Revolution is raging, as usual, when Christopher "Kit" Marlowe Cobb arrives in Mexico to interview Gen. Victoriano Huerta. Preoccupied with the rebels Emiliano Zapata and Venustiano Carranza, el Presidente declines to speak with the press after all. By that time, however, an international incident is brewing between Mexico and the U.S., and Kit figures there’ll be plenty of work of one sort or another for him and his Underwood. So he’s already on the alert when oompah band musician Gerhard Vogel suddenly reveals himself as an American spy who shares Kit’s interest in the question of why the German ship Ypiranga has disgorged sinister “businessman” Friedrich von Mensinger and a number of his countrymen and loosed them on Vera Cruz.

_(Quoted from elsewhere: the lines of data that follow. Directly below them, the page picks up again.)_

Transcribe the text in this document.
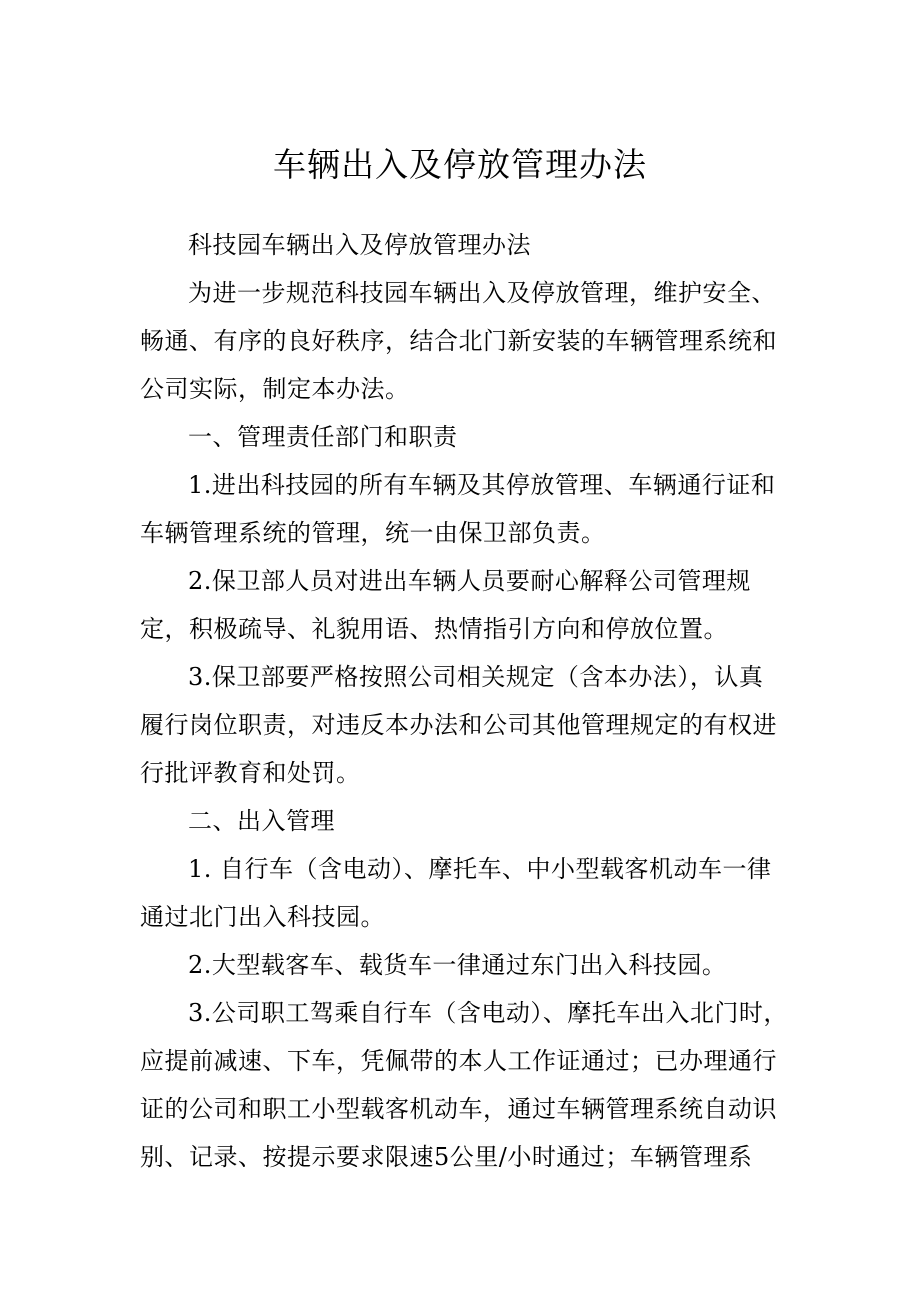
车辆出入及停放管理办法
科技园车辆出入及停放管理办法
为进一步规范科技园车辆出入及停放管理，维护安全、
畅通、有序的良好秩序，结合北门新安装的车辆管理系统和
公司实际，制定本办法。
一、管理责任部门和职责
1.进出科技园的所有车辆及其停放管理、车辆通行证和
车辆管理系统的管理，统一由保卫部负责。
2.保卫部人员对进出车辆人员要耐心解释公司管理规
定，积极疏导、礼貌用语、热情指引方向和停放位置。
3.保卫部要严格按照公司相关规定（含本办法），认真
履行岗位职责，对违反本办法和公司其他管理规定的有权进
行批评教育和处罚。
二、出入管理
1. 自行车（含电动）、摩托车、中小型载客机动车一律
通过北门出入科技园。
2.大型载客车、载货车一律通过东门出入科技园。
3.公司职工驾乘自行车（含电动）、摩托车出入北门时，
应提前减速、下车，凭佩带的本人工作证通过；已办理通行
证的公司和职工小型载客机动车，通过车辆管理系统自动识
别、记录、按提示要求限速5公里/小时通过；车辆管理系
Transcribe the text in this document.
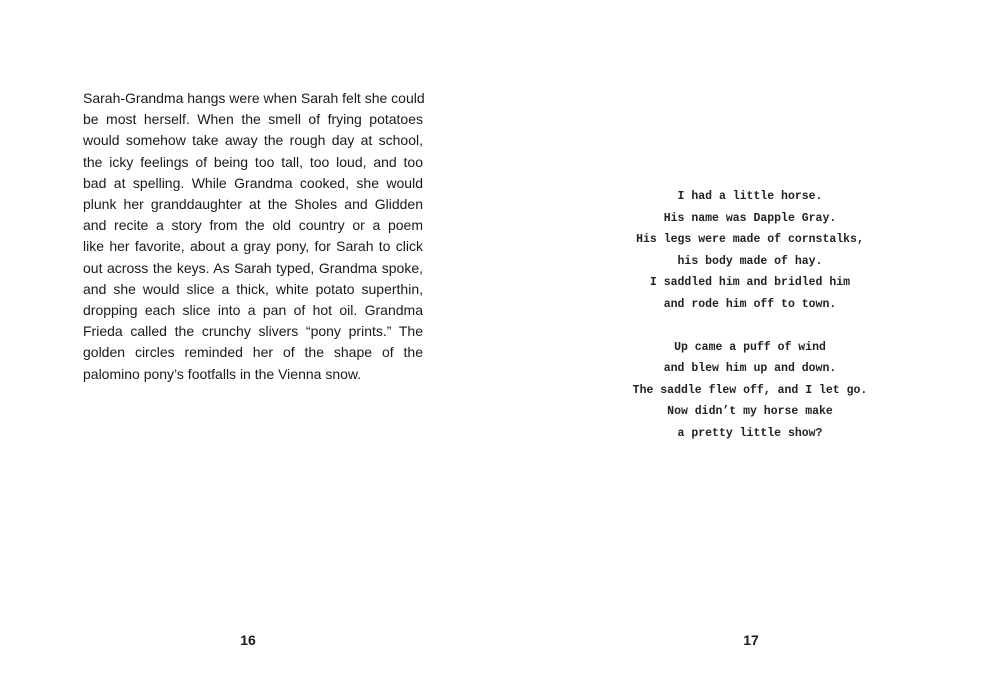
Sarah-Grandma hangs were when Sarah felt she could
be most herself. When the smell of frying potatoes
would somehow take away the rough day at school,
the icky feelings of being too tall, too loud, and too
bad at spelling. While Grandma cooked, she would
plunk her granddaughter at the Sholes and Glidden
and recite a story from the old country or a poem
like her favorite, about a gray pony, for Sarah to click
out across the keys. As Sarah typed, Grandma spoke,
and she would slice a thick, white potato superthin,
dropping each slice into a pan of hot oil. Grandma
Frieda called the crunchy slivers “pony prints.” The
golden circles reminded her of the shape of the
palomino pony’s footfalls in the Vienna snow.
16
I had a little horse.
His name was Dapple Gray.
His legs were made of cornstalks,
his body made of hay.
I saddled him and bridled him
and rode him off to town.
Up came a puff of wind
and blew him up and down.
The saddle flew off, and I let go.
Now didn’t my horse make
a pretty little show?
17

Tearing himself from his abortive pursuit of Luisa Morales, who washes his clothes but refuses to provide other services, Kit joins Vogel in his investigation of Mensinger only to find himself working alone when Vogel’s throat is cut. Acting with more decisiveness than prudence, Kit pinches the passport from Vogel’s corpse and prepares to follow Mensinger to Coahuila, where strongman Pancho Villa reigns supreme. There’ll be more subdiplomatic shenanigans, more violence (Kit ends up killing four men), and, yes, more romance before Kit, home again in Chicago, receives a letter from President Wilson that sends him back to Mexico for a coda that seems oddly tacked on.
Kit is such an ingratiating narrator that you almost forget how unthrilling his larky debut is. Maybe the planned series can provide him with adventures more worthy of his steel.